Fitting Man with Machines

I’m going to start this by saying that you can blame/thank* (*delete as appropriate) a colleague of mine for this post, after a conversation we had last week.

For the studies I carried out for my PhD I sought end users to help me to improve the design of a software, with the noble aim to, at worst, make their working life more productive and, at best, more enjoyable. On more than one occasion, however, I found myself asking them to show me how they carried out tasks so that we could essentially design the system to replicate it. Was this desirable and ethical, given the cost of the software and the amount of time users had taken to acquire skills and tacit knowledge of their workplace? In other words, were we asking them to help us design a product that would put them out of a job? I was often unsure. The software was difficult to learn, which seemed unsurprising and unavoidable given its context of use, but we (implicitly) persisted to seek a universally-usable design. On the surface this appeared to be a win-win objective: more people would be able to use it, which would simultaneously reduce the number of requests expert users receive from their colleagues without the time or inclination to learn it (freeing up their time for their own work), and potentially increase contract renewals. However, in other respects I perceived (rightly or wrongly) that I was indirectly and unwittingly stirring up workplace politics and impacting the credibility and security of the end users’ role in their workplace.

I was relieved to find last week that I am not the first person to question the implications of the trend for computers to replace humans in the workplace and the dynamics of socio-technical systems. By no means can I (or indeed) will I ignore ethical issues now that I am designing a system to be used by a faceless army of volunteers; it is in fact in my interest to tackle them head on, if I want their engagement and optimum performance. By way of this recent article in New Scientist and the aforementioned conversation I had last week, I’ve stumbled across  Functional Allocation Theory. Long before the era of unexpected items in baggage areas, Paul Fitts dared to declare and classify functions that machines perform better than humans, and functions that humans perform better than machines, in 1951. The history of what is known as “Fitts List” is articulately reviewed by de Winter and Dodou (2014), so I don’t intend to detail it here, other than to point out that Bainbridge later developed these ideas into her narrative on the “Ironies of Automation“.

Also known by the memorable acronym MABA-MABA (Men are better at, machines are better at). Published in: Fitts PM (ed) (1951) Human engineering for an effective air navigation and traffic control system. Published by: National Research Council, Washington, DC.

Also known by the memorable acronym MABA-MABA (Men are better at, machines are better at). Published in: Fitts PM (ed) (1951) Human engineering for an effective air navigation and traffic control system. Published by: National Research Council, Washington, DC.

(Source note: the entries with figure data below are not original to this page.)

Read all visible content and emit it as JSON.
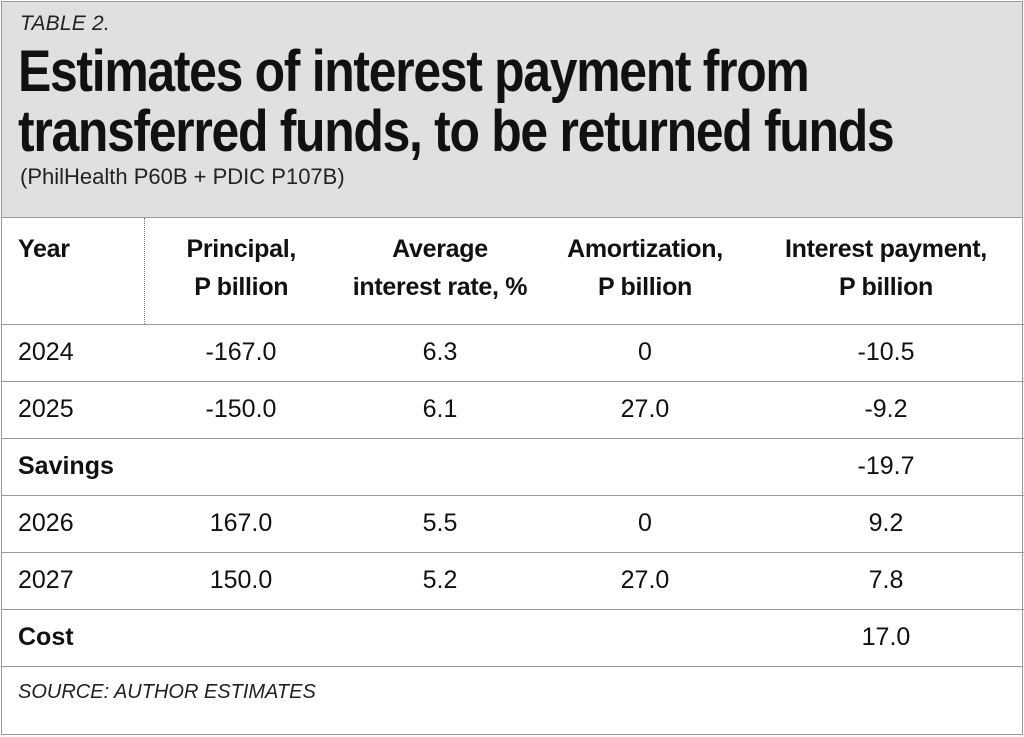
{
  "table_label": "TABLE 2.",
  "title_line1": "Estimates of interest payment from",
  "title_line2": "transferred funds, to be returned funds",
  "subtitle": "(PhilHealth P60B + PDIC P107B)",
  "columns": [
    {
      "line1": "Year",
      "line2": ""
    },
    {
      "line1": "Principal,",
      "line2": "P billion"
    },
    {
      "line1": "Average",
      "line2": "interest rate, %"
    },
    {
      "line1": "Amortization,",
      "line2": "P billion"
    },
    {
      "line1": "Interest payment,",
      "line2": "P billion"
    }
  ],
  "rows": [
    {
      "year": "2024",
      "principal": "-167.0",
      "rate": "6.3",
      "amortization": "0",
      "interest": "-10.5"
    },
    {
      "year": "2025",
      "principal": "-150.0",
      "rate": "6.1",
      "amortization": "27.0",
      "interest": "-9.2"
    },
    {
      "year": "Savings",
      "principal": "",
      "rate": "",
      "amortization": "",
      "interest": "-19.7"
    },
    {
      "year": "2026",
      "principal": "167.0",
      "rate": "5.5",
      "amortization": "0",
      "interest": "9.2"
    },
    {
      "year": "2027",
      "principal": "150.0",
      "rate": "5.2",
      "amortization": "27.0",
      "interest": "7.8"
    },
    {
      "year": "Cost",
      "principal": "",
      "rate": "",
      "amortization": "",
      "interest": "17.0"
    }
  ],
  "source": "SOURCE: AUTHOR ESTIMATES"
}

This work directly challenged any assumption that automation is always desirable and that unreliability and inefficiency are grounds upon which to justify the elimination of human operators from systems. The division of responsibility between humans and computers based on performance, in the tradition of Fitts, precludes the possibility for human-computer collaboration and wrongly assumes that the human operator’s performance (manifested in their effectiveness and efficiency) is constant.  Machines follow programmed rules of operation in a way that humans do not; human performance is unpredictable and inextricably tied to their skill and motivation, which evolve over time.  Noteworthy here is the concept of “autonomy”, the level of which a human operator has within a system can also directly feed back into their performance, especially in safety-critical situations. Too much can be stressful, which leads to errors, and too little can result in low job satisfaction and similarly poor health and well-being, and consequently performance (assuming that they are not so demotivated and ill that they do not turn up for work in the first place).

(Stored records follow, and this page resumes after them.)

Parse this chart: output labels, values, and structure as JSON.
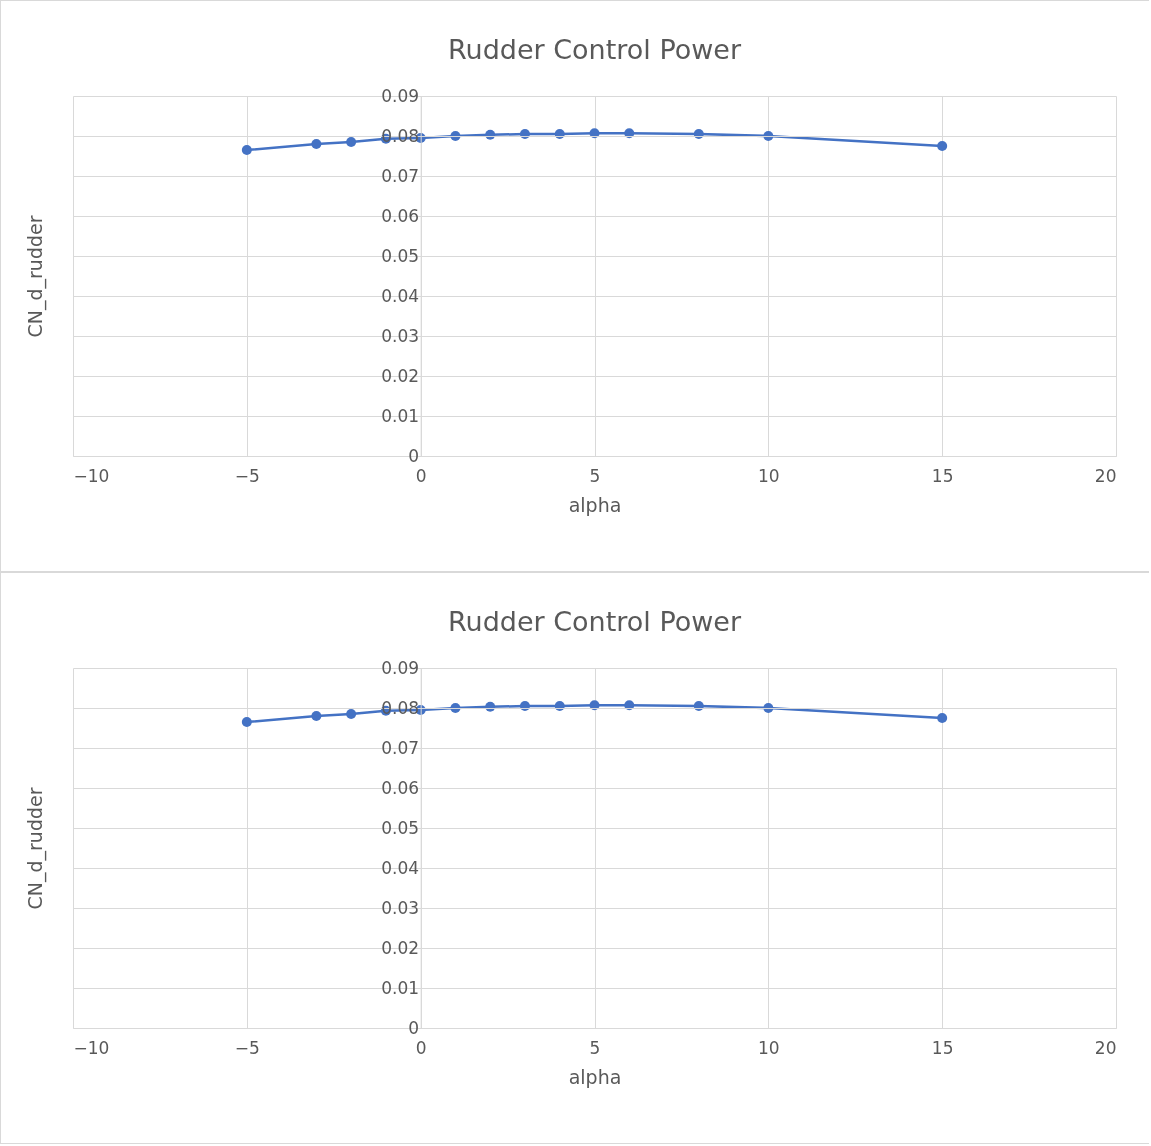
{
  "chart_data": [
    {
      "type": "line",
      "title": "Rudder Control Power",
      "xlabel": "alpha",
      "ylabel": "CN_d_rudder",
      "x": [
        -5,
        -3,
        -2,
        -1,
        0,
        1,
        2,
        3,
        4,
        5,
        6,
        8,
        10,
        15
      ],
      "series": [
        {
          "color": "#4472c4",
          "values": [
            0.0765,
            0.078,
            0.0785,
            0.0793,
            0.0795,
            0.08,
            0.0803,
            0.0805,
            0.0805,
            0.0807,
            0.0807,
            0.0805,
            0.08,
            0.0775
          ]
        }
      ],
      "xlim": [
        -10,
        20
      ],
      "xticks": [
        -10,
        -5,
        0,
        5,
        10,
        15,
        20
      ],
      "ylim": [
        0,
        0.09
      ],
      "yticks": [
        0,
        0.01,
        0.02,
        0.03,
        0.04,
        0.05,
        0.06,
        0.07,
        0.08,
        0.09
      ],
      "grid": true,
      "marker": "circle",
      "line_style": "solid"
    },
    {
      "type": "line",
      "title": "Rudder Control Power",
      "xlabel": "alpha",
      "ylabel": "CN_d_rudder",
      "x": [
        -5,
        -3,
        -2,
        -1,
        0,
        1,
        2,
        3,
        4,
        5,
        6,
        8,
        10,
        15
      ],
      "series": [
        {
          "color": "#4472c4",
          "values": [
            0.0765,
            0.078,
            0.0785,
            0.0793,
            0.0795,
            0.08,
            0.0803,
            0.0805,
            0.0805,
            0.0807,
            0.0807,
            0.0805,
            0.08,
            0.0775
          ]
        }
      ],
      "xlim": [
        -10,
        20
      ],
      "xticks": [
        -10,
        -5,
        0,
        5,
        10,
        15,
        20
      ],
      "ylim": [
        0,
        0.09
      ],
      "yticks": [
        0,
        0.01,
        0.02,
        0.03,
        0.04,
        0.05,
        0.06,
        0.07,
        0.08,
        0.09
      ],
      "grid": true,
      "marker": "circle",
      "line_style": "solid"
    }
  ]
}
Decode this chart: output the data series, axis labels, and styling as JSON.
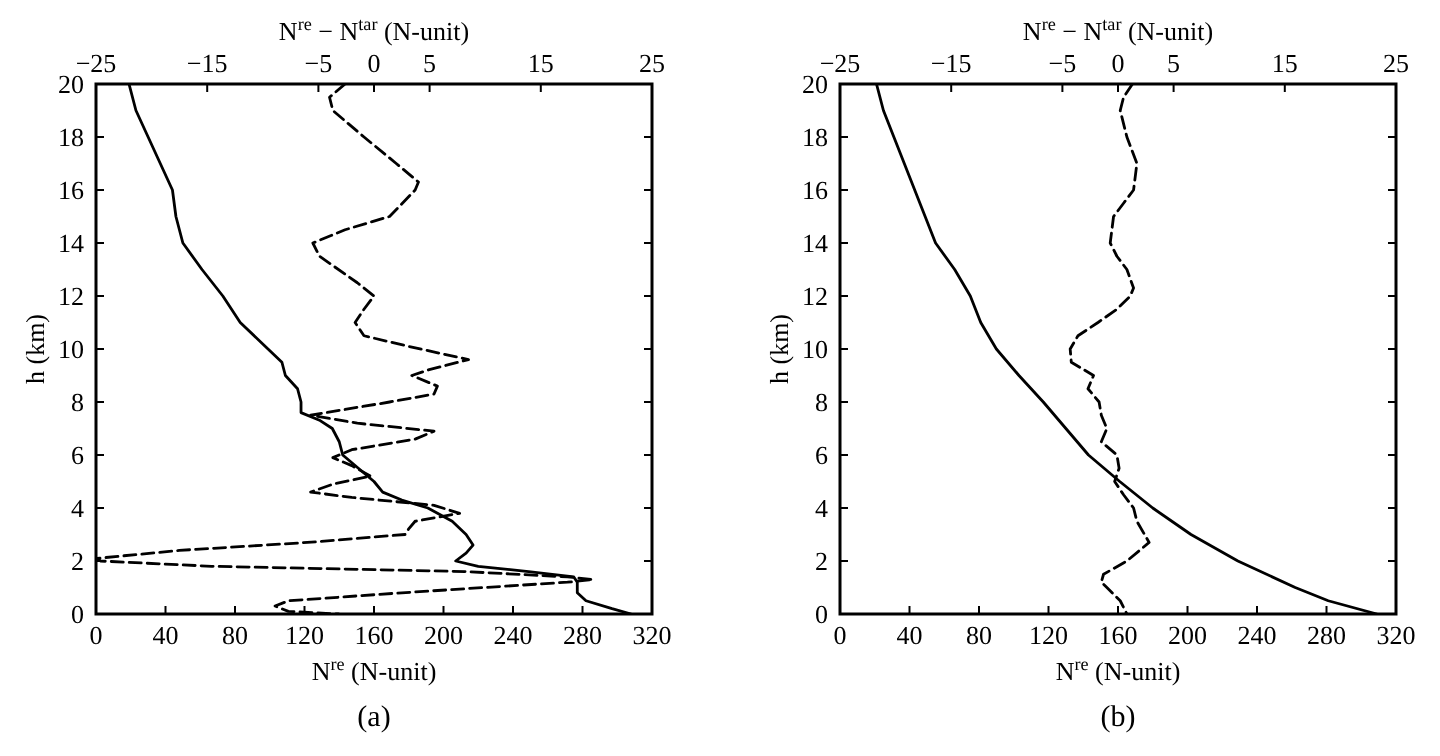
{
  "chart_data": [
    {
      "type": "line",
      "annotations": [
        "(a)"
      ],
      "xlabel": "N$^{re}$ (N-unit)",
      "x2label": "N$^{re}$ − N$^{tar}$ (N-unit)",
      "ylabel": "h (km)",
      "xlim": [
        0,
        320
      ],
      "xticks": [
        0,
        40,
        80,
        120,
        160,
        200,
        240,
        280,
        320
      ],
      "x2lim": [
        -25,
        25
      ],
      "x2ticks": [
        {
          "value": -25,
          "label": "−25"
        },
        {
          "value": -15,
          "label": "−15"
        },
        {
          "value": -5,
          "label": "−5"
        },
        0,
        5,
        15,
        25
      ],
      "ylim": [
        0,
        20
      ],
      "yticks": [
        0,
        2,
        4,
        6,
        8,
        10,
        12,
        14,
        16,
        18,
        20
      ],
      "grid": false,
      "marker": "none",
      "series": [
        {
          "color": "#000000",
          "line_style": "solid",
          "x": [
            19,
            23,
            30,
            37,
            44,
            46,
            50,
            61,
            73,
            83,
            99,
            107,
            109,
            116,
            118,
            118,
            129,
            136,
            140,
            142,
            151,
            160,
            165,
            176,
            191,
            205,
            213,
            217,
            213,
            207,
            220,
            249,
            275,
            277,
            277,
            282,
            297,
            308
          ],
          "values": [
            20,
            19,
            18,
            17,
            16,
            15,
            14,
            13,
            12,
            11,
            10,
            9.5,
            9,
            8.5,
            8,
            7.6,
            7.3,
            7,
            6.5,
            6,
            5.5,
            5,
            4.6,
            4.3,
            4,
            3.5,
            3,
            2.6,
            2.3,
            2,
            1.8,
            1.6,
            1.4,
            1.2,
            0.8,
            0.5,
            0.2,
            0
          ]
        },
        {
          "color": "#000000",
          "line_style": "dashed",
          "axis": "x2",
          "x": [
            -2.6,
            -4.0,
            -3.7,
            -0.9,
            2.0,
            4.0,
            3.7,
            1.4,
            -2.6,
            -5.5,
            -4.9,
            -1.5,
            0,
            -0.9,
            -1.7,
            -0.9,
            3.1,
            8.5,
            4.8,
            3.4,
            5.7,
            5.4,
            1.4,
            -5.7,
            -1.5,
            5.4,
            3.7,
            -2.0,
            -3.7,
            -2.0,
            -0.3,
            -3.7,
            -5.7,
            -2.0,
            5.4,
            7.7,
            3.7,
            3.1,
            2.8,
            -6.0,
            -17.5,
            -24.9,
            -24.6,
            -14.6,
            8.3,
            17.4,
            19.7,
            17.4,
            2.5,
            -7.7,
            -8.9,
            -7.7,
            -3.2
          ],
          "values": [
            20,
            19.5,
            19,
            18,
            17,
            16.3,
            16,
            15,
            14.5,
            14,
            13.5,
            12.5,
            12,
            11.5,
            11,
            10.5,
            10.1,
            9.6,
            9.2,
            9.0,
            8.6,
            8.3,
            8.0,
            7.5,
            7.2,
            6.9,
            6.6,
            6.2,
            5.9,
            5.6,
            5.2,
            4.9,
            4.6,
            4.4,
            4.1,
            3.8,
            3.5,
            3.2,
            3.0,
            2.7,
            2.4,
            2.1,
            2.0,
            1.8,
            1.6,
            1.4,
            1.3,
            1.2,
            0.8,
            0.5,
            0.3,
            0.1,
            0
          ]
        }
      ]
    },
    {
      "type": "line",
      "annotations": [
        "(b)"
      ],
      "xlabel": "N$^{re}$ (N-unit)",
      "x2label": "N$^{re}$ − N$^{tar}$ (N-unit)",
      "ylabel": "h (km)",
      "xlim": [
        0,
        320
      ],
      "xticks": [
        0,
        40,
        80,
        120,
        160,
        200,
        240,
        280,
        320
      ],
      "x2lim": [
        -25,
        25
      ],
      "x2ticks": [
        {
          "value": -25,
          "label": "−25"
        },
        {
          "value": -15,
          "label": "−15"
        },
        {
          "value": -5,
          "label": "−5"
        },
        0,
        5,
        15,
        25
      ],
      "ylim": [
        0,
        20
      ],
      "yticks": [
        0,
        2,
        4,
        6,
        8,
        10,
        12,
        14,
        16,
        18,
        20
      ],
      "grid": false,
      "marker": "none",
      "series": [
        {
          "color": "#000000",
          "line_style": "solid",
          "x": [
            21,
            25,
            31,
            37,
            43,
            49,
            55,
            66,
            75,
            81,
            90,
            103,
            117,
            130,
            143,
            161,
            180,
            202,
            229,
            262,
            281,
            309
          ],
          "values": [
            20,
            19,
            18,
            17,
            16,
            15,
            14,
            13,
            12,
            11,
            10,
            9,
            8,
            7,
            6,
            5,
            4,
            3,
            2,
            1,
            0.5,
            0
          ]
        },
        {
          "color": "#000000",
          "line_style": "dashed",
          "axis": "x2",
          "x": [
            1.3,
            0.5,
            0.2,
            0.8,
            1.7,
            1.4,
            0.5,
            -0.4,
            -0.7,
            -0.1,
            0.8,
            1.4,
            1.1,
            -0.1,
            -1.8,
            -3.6,
            -4.3,
            -4.2,
            -2.2,
            -2.7,
            -1.7,
            -1.5,
            -1.0,
            -1.5,
            -0.1,
            0.1,
            -0.3,
            0.5,
            1.4,
            1.7,
            2.8,
            0.8,
            -1.3,
            -1.5,
            -1.0,
            0.2,
            0.8
          ],
          "values": [
            20,
            19.5,
            19,
            18,
            17,
            16,
            15.5,
            15,
            14,
            13.5,
            13,
            12.3,
            12,
            11.5,
            11,
            10.5,
            10,
            9.5,
            9,
            8.5,
            8,
            7.5,
            7,
            6.5,
            6,
            5.5,
            5,
            4.5,
            4,
            3.5,
            2.7,
            2,
            1.5,
            1.2,
            1,
            0.5,
            0
          ]
        }
      ]
    }
  ]
}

Although iMars adds another ingredient to this cocktail, the crowd, it helps me to work towards a “Goldilocks” level of autonomy for our volunteers, in the same way that we sought to design a product that would keep existing users and attract new ones during my PhD. iMars amalgamates images of Mars taken over 40 years. A lot of images have been taken in that time, amongst which only a selection will show changes in geological features. The change detection algorithm the project produces can never hope to detect these patterns as well as the volunteers, but we can refine the skill with which it sifts through the images to find ones with change, and improve the certainty with which we know the crowd classifies images in which there has been geological change. Since we cannot visit the surface of Mars to ascertain the validity of the crowd’s classifications, this level of confidence will only be relative, but it’s one way in which we can affect crowd-computer collaboration.